Aron Nimzowitsch (1886 – 1935) was the most influential chess thinker of the 20th century. His books ‘My System’ (1925) and ‘Chess Praxis’ (1928) had tremendous impact and continue to be printed, sold and read to this day. Every chess player who is serious about improving his game, studies the lessons of this great Russian-born innovator.
During several decades of research German chess historian Rudolf Reinhardt compiled, from an immense variety of sources, all the games Nimzowitsch played after 1928. They are presented with notes by Nimzowitsch himself and, in some cases, by his contemporaries. In addition to the games Reinhardt also collected the articles and essays that Nimzowitsch wrote during the last seven years of his life.
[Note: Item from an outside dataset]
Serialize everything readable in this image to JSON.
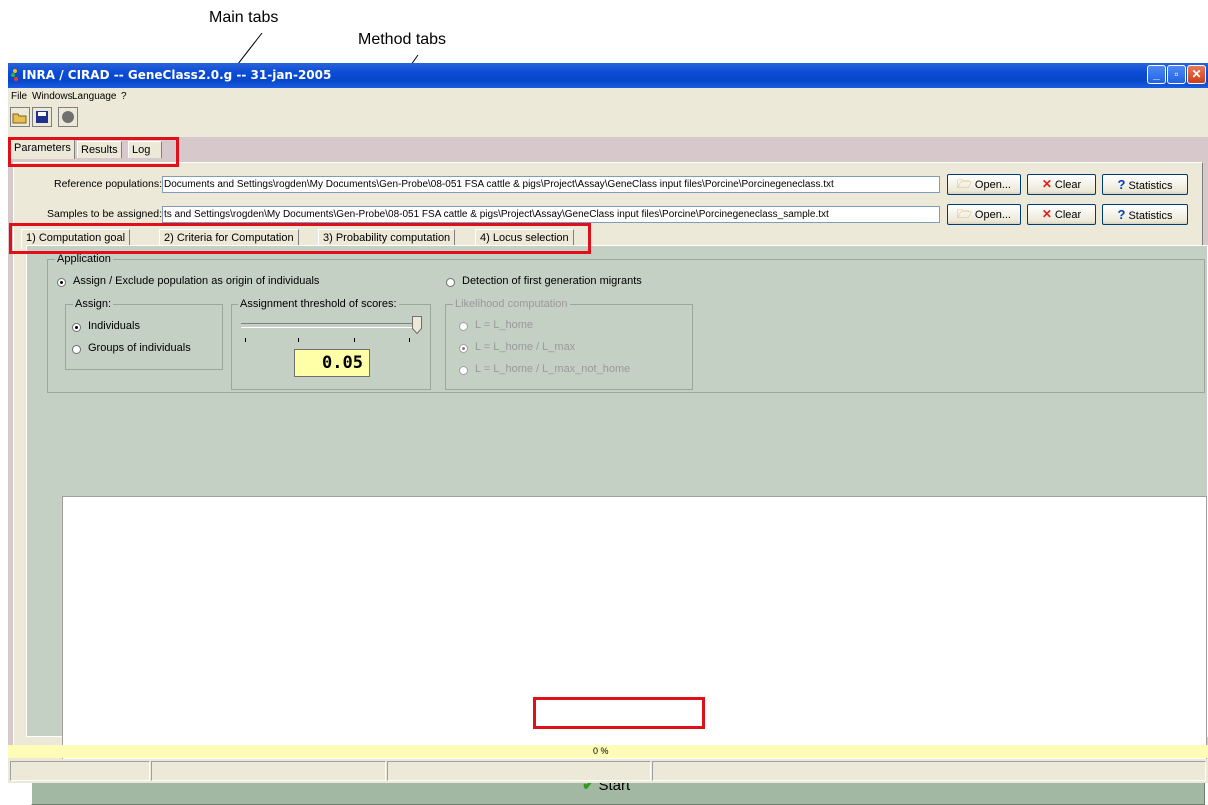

Reinhardt’s collection offers a unique view of the chess world of the late 1920s and 1930s, its top tournaments and the state of theory. More importantly, it portrays Nimzowitsch the chess player and author in the last seven years of his short life. It is all there: the fights, the competitors and the polemics, all in the incomparable style of the master: pointed, elegant, precise and highly original.
The book starts where Nimzowitsch’s second volume Chess Praxis ends. Richard Reinhardt, who died unexpectedly when writing the preface to his monumental collection, did not exaggerate when he called it the unauthorized sequel to the classics Nimzowitsch himself published during his lifetime.